San Francisco-based AI startup Adept announced today the open source release of Persimmon-8B, their new language model with 8.3 billion parameters. Persimmon-8B represents the most capable fully open source AI model available today under 10 billion parameters.
Persimmon-8B brings a suite of features that make it a standout among its peers. The model is designed for maximum flexibility, released under an Apache license, and carries the distinction of being the most powerful fully permissively-licensed language model with fewer than 10 billion parameters.
One of its most intriguing aspects is its context size of 16K, which is 4 times that of LLaMA2 and 8 times that of well-known models like GPT-3. This increased context size enables Persimmon-8B to understand and generate text with greater coherency and applicability in a broad range of use cases. Despite being trained on only 37% as much data as its closest competitor, LLaMA2, Persimmon-8B’s performance is comparable, signaling high levels of efficiency.
The 8B size is a sweet spot for most users without access to large-scale compute—they can be finetuned on a single GPU, run at a decent speed on modern MacBooks, and may even fit on mobile devices.

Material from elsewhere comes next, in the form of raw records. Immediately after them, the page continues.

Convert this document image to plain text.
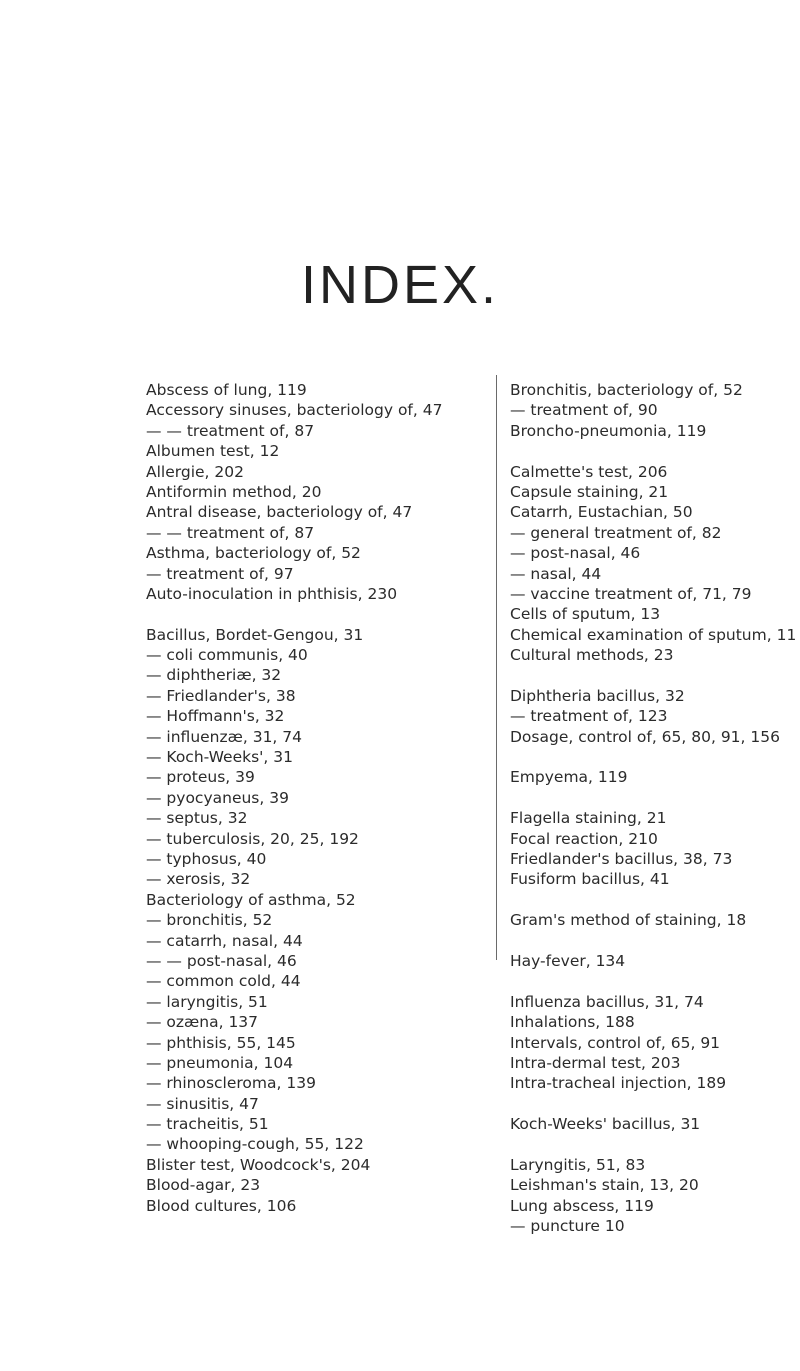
INDEX.
Abscess of lung, 119
Accessory sinuses, bacteriology of, 47
— — treatment of, 87
Albumen test, 12
Allergie, 202
Antiformin method, 20
Antral disease, bacteriology of, 47
— — treatment of, 87
Asthma, bacteriology of, 52
— treatment of, 97
Auto-inoculation in phthisis, 230
Bacillus, Bordet-Gengou, 31
— coli communis, 40
— diphtheriæ, 32
— Friedlander's, 38
— Hoffmann's, 32
— influenzæ, 31, 74
— Koch-Weeks', 31
— proteus, 39
— pyocyaneus, 39
— septus, 32
— tuberculosis, 20, 25, 192
— typhosus, 40
— xerosis, 32
Bacteriology of asthma, 52
— bronchitis, 52
— catarrh, nasal, 44
— — post-nasal, 46
— common cold, 44
— laryngitis, 51
— ozæna, 137
— phthisis, 55, 145
— pneumonia, 104
— rhinoscleroma, 139
— sinusitis, 47
— tracheitis, 51
— whooping-cough, 55, 122
Blister test, Woodcock's, 204
Blood-agar, 23
Blood cultures, 106
Bronchitis, bacteriology of, 52
— treatment of, 90
Broncho-pneumonia, 119
Calmette's test, 206
Capsule staining, 21
Catarrh, Eustachian, 50
— general treatment of, 82
— post-nasal, 46
— nasal, 44
— vaccine treatment of, 71, 79
Cells of sputum, 13
Chemical examination of sputum, 11
Cultural methods, 23
Diphtheria bacillus, 32
— treatment of, 123
Dosage, control of, 65, 80, 91, 156
Empyema, 119
Flagella staining, 21
Focal reaction, 210
Friedlander's bacillus, 38, 73
Fusiform bacillus, 41
Gram's method of staining, 18
Hay-fever, 134
Influenza bacillus, 31, 74
Inhalations, 188
Intervals, control of, 65, 91
Intra-dermal test, 203
Intra-tracheal injection, 189
Koch-Weeks' bacillus, 31
Laryngitis, 51, 83
Leishman's stain, 13, 20
Lung abscess, 119
— puncture 10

Persimmon-8B represents one early output of Adept’s model scaling program that will support the company’s future AI products. Adept aims to develop an AI agent to assist people across a wide range of computer tasks.
Alongside the model, Adept has published custom high-speed inference code that matches speeds of optimized C++ implementations like NVIDIA’s FasterTransformer, while retaining PyTorch flexibility. This innovation could significantly accelerate application development.
The announcement also touched on the complexities of evaluating language models, discussing the limitations of the commonly used methods that focus on intrinsic knowledge rather than interactive capabilities. Adept emphasized that they use direct answer generation for evaluations, more closely mimicking how users interact with language models.
Initial tests show Persimmon-8B surpassing other models on popular AI benchmarks like Winogrande, HellaSwag, and ARC when fine-tuned. Adept cautions that as a raw model release, no measures have yet been implemented to control for toxic outputs.
This release is part of a broader strategy that Adept has for the coming months. By making this robust and flexible language model available to the public, Adept hopes to spur even greater innovation in the world of artificial intelligence.
Given its feature set and capabilities, it’s safe to say that this model will serve as a cornerstone for numerous ground-breaking applications and research in the near future. The code, weights, and documentation for Persimmon-8B are available now on Adept’s GitHub.
Thank you for that, and holy moly is this LLM incredible!
Looks cool! But the GitHub mentions needing a 40-80GB GPU? Was really hoping to test this out myself but it looks like that may be out of the cards for me.